Monday, Jan. 17, 1955

Mixed Fiction

THE OTHER PLACE, AND OTHER STORIES OF THE SAME SORT, by J. B. Priestley (265 pp.; Harper; $3). In these nine short stories, Britain's robust, many-sided man of letters takes a series of ordinary Englishmen right out of this world. In one story, an engineer named Harvey Lindfield--lonely, bored and bewildered by the drab meanness of life in a manufacturing town--gingerly walks through a library door into The Other Place. There he basks in sunshine and fellowship among the townspeople with whom he used to be shy and awkward but who are now transformed into his friends. Then his own lustful impatience leads him to open a girl's door too soon, and he finds himself back in his miserable old world. In other fantasies, a movie director and his script-writing wife win back brief happiness in a flying visit to Regency England, a schoolmaster gets a terrifying look at the future, a cabinet minister has the illusion that he is addressing an audience of dead men. Expertly told, these stories stick so sternly to the same supernatural theme as to suggest that the author, who has been writing plays for years about tricks with time ( I Have Been Here Before, Time and the Conways}, would rather like to take his fantasies seriously. The one exception is Uncle Phil on TV, an uproarious account of how the unwanted uncle whose insurance money was spent by his family on a TV set returns to haunt every program they turn on.

A WORLD OF LOVE, by Elizabeth Bowen (224 pp.; Knopt; $3.50), is not a tempest but a great calm in a teapot. In the attic of a ramshackle Irish country house, adrift in the summer doldrums, a beautiful girl finds a batch of old love letters. Their author--a dashing young man, dead these many decades, to whom the girl's mother was once engaged--now comes strangely to life. Around his memory, three women begin to dance slowly, lazily, like tired butterflies: the young girl, who falls in love with the shade she raised; the mother, scatterbrained and scatterhearted, who is shackled to the remembered lover; and the young man's cousin, a great ruin of a woman, who suddenly presents a claim of her own to the dead love. The bond between the two older women, one strangely dominating the other's life, might once have grown into a whole Gothic novel, but no Goth is Author Bowen: her plot twists are in the mind, her castles are moated by irony rather than romance. It is the kind of story where mood is action: each fall of spirits is barometered, each falling flower microscoped. Hovering on the story's edges is a terrifyingly bright child who wants to make a man out of her weakling father and closes in, occasionally, to prick the balloon-souls of her elders. In the end, after the hot letters have rekindled an ashen marriage and warmed the cool young beauty, Author Bowen unconvincingly produces a handsome American deus ex machina--the machina in this case being a plane that carries him abruptly from Colorado to Shannon. Irish-born Novelist Bowen writes beautifully -- sometimes, in fact, so beautifully that it hurts. But she also demonstrates that it takes more than good writing to make a good book.
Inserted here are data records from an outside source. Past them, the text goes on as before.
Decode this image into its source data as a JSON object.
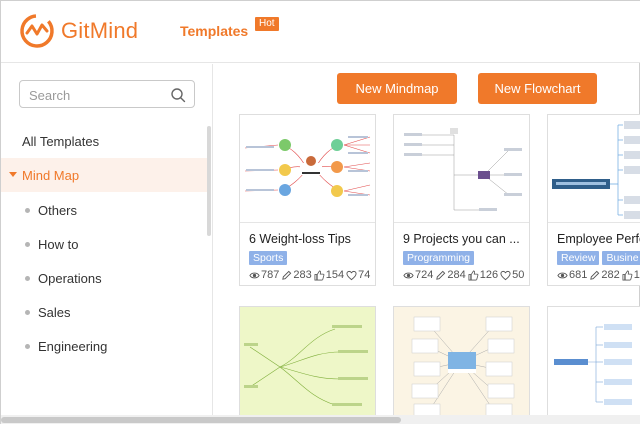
{
  "header": {
    "brand": "GitMind",
    "nav_templates": "Templates",
    "hot_badge": "Hot",
    "brand_color": "#f0792a"
  },
  "sidebar": {
    "search_placeholder": "Search",
    "all_templates": "All Templates",
    "active_category": "Mind Map",
    "sub_items": [
      "Others",
      "How to",
      "Operations",
      "Sales",
      "Engineering"
    ]
  },
  "toolbar": {
    "new_mindmap": "New Mindmap",
    "new_flowchart": "New Flowchart"
  },
  "cards": [
    {
      "title": "6 Weight-loss Tips",
      "tags": [
        "Sports"
      ],
      "views": "787",
      "edits": "283",
      "likes": "154",
      "favs": "74"
    },
    {
      "title": "9 Projects you can ...",
      "tags": [
        "Programming"
      ],
      "views": "724",
      "edits": "284",
      "likes": "126",
      "favs": "50"
    },
    {
      "title": "Employee Perfo",
      "tags": [
        "Review",
        "Busine"
      ],
      "views": "681",
      "edits": "282",
      "likes": "1",
      "favs": ""
    }
  ],
  "icons": {
    "search": "search-icon",
    "views": "eye-icon",
    "edits": "pencil-icon",
    "likes": "thumbs-up-icon",
    "favs": "heart-icon"
  }
}
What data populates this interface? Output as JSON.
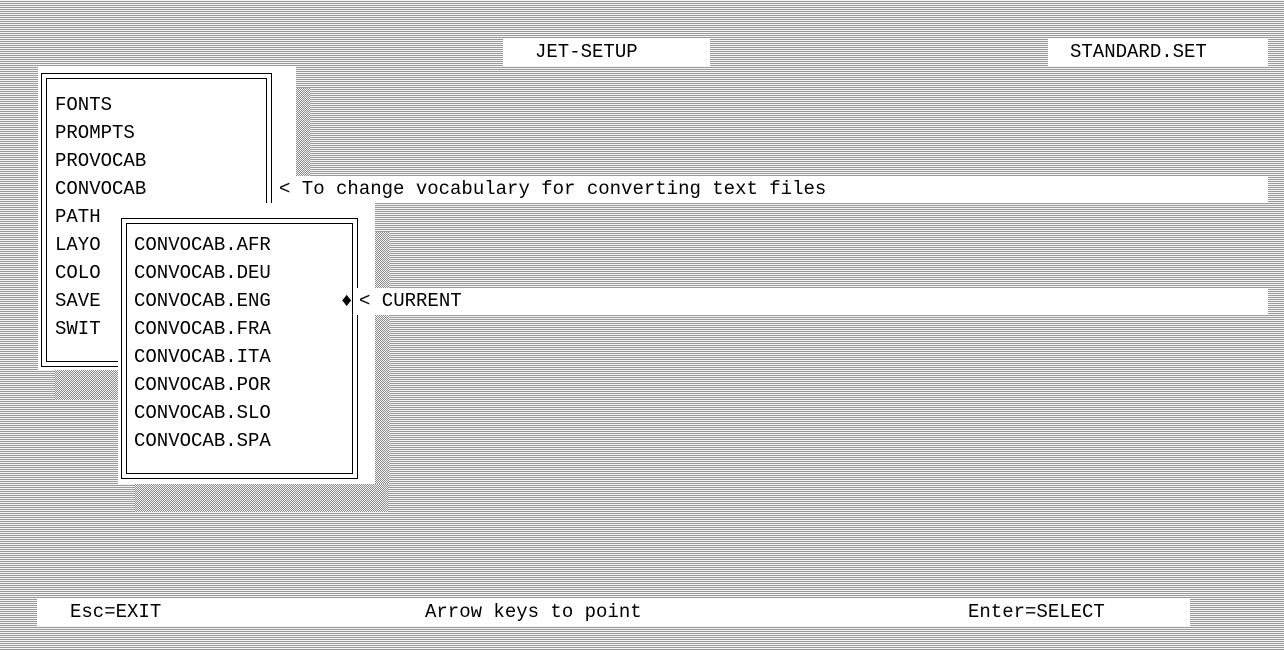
{
  "header": {
    "title": "JET-SETUP",
    "file": "STANDARD.SET"
  },
  "main_menu": {
    "items": [
      "FONTS",
      "PROMPTS",
      "PROVOCAB",
      "CONVOCAB",
      "PATH",
      "LAYO",
      "COLO",
      "SAVE",
      "SWIT"
    ],
    "highlighted_hint": "< To change vocabulary for converting text files"
  },
  "submenu": {
    "items": [
      "CONVOCAB.AFR",
      "CONVOCAB.DEU",
      "CONVOCAB.ENG",
      "CONVOCAB.FRA",
      "CONVOCAB.ITA",
      "CONVOCAB.POR",
      "CONVOCAB.SLO",
      "CONVOCAB.SPA"
    ],
    "current_marker": "♦",
    "current_hint": "< CURRENT"
  },
  "status_bar": {
    "exit": "Esc=EXIT",
    "point": "Arrow keys to point",
    "select": "Enter=SELECT"
  }
}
THE GOODLY SEED, by John Wyllie (218 pp.; Dutton; $3) is an intensely humane novel about character under al most inhuman duress. The action takes place during four days at Christmas 1944, in a fetid Japanese P.W. camp near Singapore. The elderly and beloved British camp commandant is dying of beriberi, and everything turns round that fact. The Japanese chief warder hauls out two capsules of vitamin B1 to keep alive the prisoner at whom he has so often raged but whose authority and advice he cannot do without. The camp doctor decides he must give the medicine to two younger patients instead of his old friend. The medical orderly, who loves the commandant, prays all night for strength to dis obey the doctor and give one of the capsules to the dying leader. British Author John Wyllie, himself a survivor of such a camp, spares the reader none of the horrors of torture, debasement and disease, but writes with deep compassion of the chaplains, lunatics, waifs and informers who fight for rice and grope for truth. The memorable figure of the commandant offers an interesting contrast with an other fictional prison camp commander, the Blimpish Colonel Nicholson in The Bridge Over the River Kwai (TIME, Nov. 1). Where Nicholson believes only in face and the rule book, the commandant in The Goodly Seed believes only in man. When he dies, an atheist, he leaves a kind of confession of faith -- his faith that man, generation after generation, will go on living and defying death. This may not make him an original thinker, but he remains an original, moving, and finely drawn character.